Know Your Vitamin AB-Cs

Consult with your veterinarian to identify specific vitamins and other nutritional supplements that can maximize your older dog’s health. Here is an overview of vitamins and the health roles they can play in older dogs:

Vitamin A: Supports the aging immune system

Vitamin B: Supports enzyme function, the brain and regulates energy

Vitamin C: This antioxidant removes toxins in the body and soothes inflammation

Vitamin D: Promotes healthy bones

Vitamin E: Helps metabolize fat and supports eyes and muscles

© ktaylorg | Getty Images

Take a look at some senior meals!

While there used to be puppy foods or adult foods, there is now a variety of senior foods available at pet stores near you or online. We share three of these and what makes them good for seniors: low in calories, easy to digest, and ingredients that older dogs benefit from.

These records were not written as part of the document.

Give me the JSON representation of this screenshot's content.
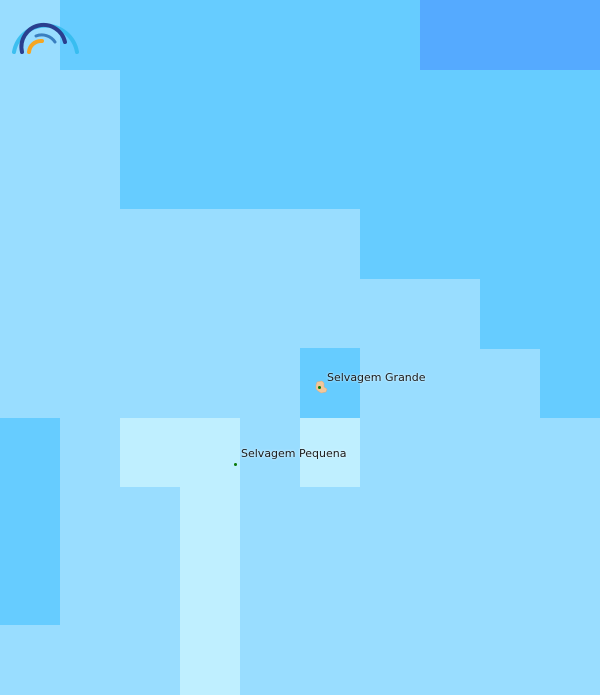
{
  "map": {
    "colors": {
      "shallow": "#99DDFF",
      "medium": "#66CCFF",
      "deep": "#55AAFF",
      "shoal": "#BFEFFF",
      "land": "#F2C79B",
      "marker": "#0a7a0a"
    },
    "places": [
      {
        "name": "Selvagem Grande"
      },
      {
        "name": "Selvagem Pequena"
      }
    ],
    "logo": "rainbow-logo-icon"
  }
}
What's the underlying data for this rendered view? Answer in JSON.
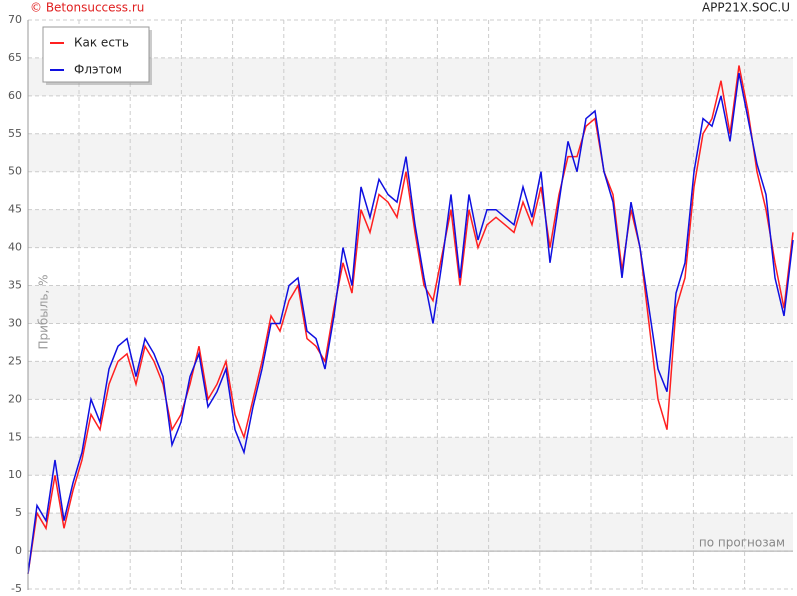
{
  "chart_data": {
    "type": "line",
    "source": "© Betonsuccess.ru",
    "title": "APP21X.SOC.U",
    "ylabel": "Прибыль, %",
    "annotation": "по прогнозам",
    "ylim": [
      -5,
      70
    ],
    "yticks": [
      -5,
      0,
      5,
      10,
      15,
      20,
      25,
      30,
      35,
      40,
      45,
      50,
      55,
      60,
      65,
      70
    ],
    "grid": true,
    "legend": "upper left",
    "series": [
      {
        "name": "Как есть",
        "color": "#ff2020",
        "values": [
          -3,
          5,
          3,
          10,
          3,
          8,
          12,
          18,
          16,
          22,
          25,
          26,
          22,
          27,
          25,
          22,
          16,
          18,
          22,
          27,
          20,
          22,
          25,
          18,
          15,
          20,
          25,
          31,
          29,
          33,
          35,
          28,
          27,
          25,
          32,
          38,
          34,
          45,
          42,
          47,
          46,
          44,
          50,
          42,
          35,
          33,
          39,
          45,
          35,
          45,
          40,
          43,
          44,
          43,
          42,
          46,
          43,
          48,
          40,
          47,
          52,
          52,
          56,
          57,
          50,
          47,
          37,
          45,
          40,
          30,
          20,
          16,
          32,
          36,
          48,
          55,
          57,
          62,
          55,
          64,
          58,
          50,
          45,
          38,
          32,
          42
        ]
      },
      {
        "name": "Флэтом",
        "color": "#1010e0",
        "values": [
          -3,
          6,
          4,
          12,
          4,
          9,
          13,
          20,
          17,
          24,
          27,
          28,
          23,
          28,
          26,
          23,
          14,
          17,
          23,
          26,
          19,
          21,
          24,
          16,
          13,
          19,
          24,
          30,
          30,
          35,
          36,
          29,
          28,
          24,
          31,
          40,
          35,
          48,
          44,
          49,
          47,
          46,
          52,
          43,
          36,
          30,
          38,
          47,
          36,
          47,
          41,
          45,
          45,
          44,
          43,
          48,
          44,
          50,
          38,
          46,
          54,
          50,
          57,
          58,
          50,
          46,
          36,
          46,
          40,
          32,
          24,
          21,
          34,
          38,
          50,
          57,
          56,
          60,
          54,
          63,
          57,
          51,
          47,
          36,
          31,
          41
        ]
      }
    ]
  }
}
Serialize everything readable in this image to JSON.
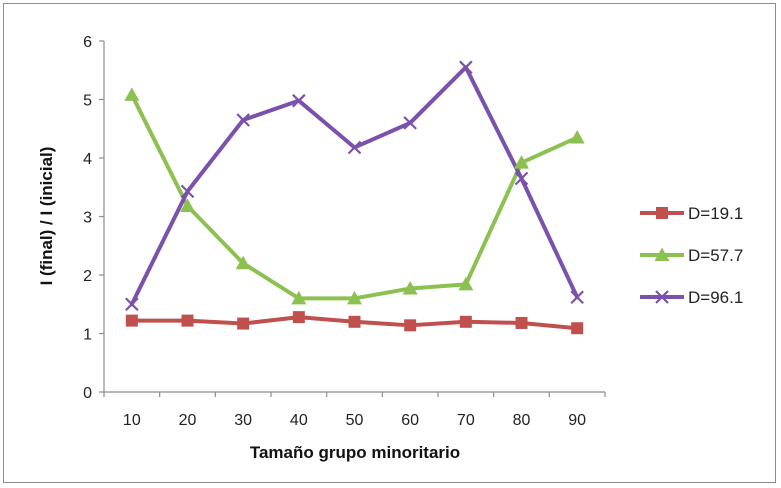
{
  "chart_data": {
    "type": "line",
    "title": "",
    "xlabel": "Tamaño grupo minoritario",
    "ylabel": "I (final) / I (inicial)",
    "categories": [
      "10",
      "20",
      "30",
      "40",
      "50",
      "60",
      "70",
      "80",
      "90"
    ],
    "ylim": [
      0,
      6
    ],
    "yticks": [
      "0",
      "1",
      "2",
      "3",
      "4",
      "5",
      "6"
    ],
    "grid": false,
    "legend_position": "right",
    "series": [
      {
        "name": "D=19.1",
        "color": "#c0504d",
        "marker": "square",
        "values": [
          1.22,
          1.22,
          1.17,
          1.28,
          1.2,
          1.14,
          1.2,
          1.18,
          1.09
        ]
      },
      {
        "name": "D=57.7",
        "color": "#8cc152",
        "marker": "triangle",
        "values": [
          5.08,
          3.18,
          2.2,
          1.6,
          1.6,
          1.77,
          1.84,
          3.92,
          4.35
        ]
      },
      {
        "name": "D=96.1",
        "color": "#7b52ab",
        "marker": "x",
        "values": [
          1.5,
          3.43,
          4.65,
          4.98,
          4.18,
          4.6,
          5.55,
          3.65,
          1.62
        ]
      }
    ]
  }
}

  • Go! Solutions Carnivore Senior Diet: Contains taurine for eyesight and health, glucosamine and chondroitin for hips and joints, 394 kcal per cup. Available in dry and wet. $ 40.99 / 12 pounds. Pocket.
  • Royal Canin Early Cardiac (veterinary prescription): Very tasty, digestible, contains arginine, carnitine, taurine, omega-3 fatty acids and a moderate sodium restriction for heart health, 290 kcal per cup. Available in dry and wet. $ 69.99 / 17.6 pounds. Pocket.
  • Purina Pro Plan Bright Mind Adult 7+ Senior Small Breed Chicken & Rice: Contains glucosamine and chondroitin for hips and joints, fatty acid MCT to improve cognitive thinking, 487 kcal per cup. Large breeds and wet also available. $ 45.99 / 16 pounds. Pocket.
  • Wellness Core Grain-Free Senior Boned Turkey Recipe: Contains Taurine for Eyesight and Health, Glucosamine and Chondroitin for Hips and Joints, 359 kcal per cup. Available in dry and wet. $ 42.99 / 12 pounds. Pocket.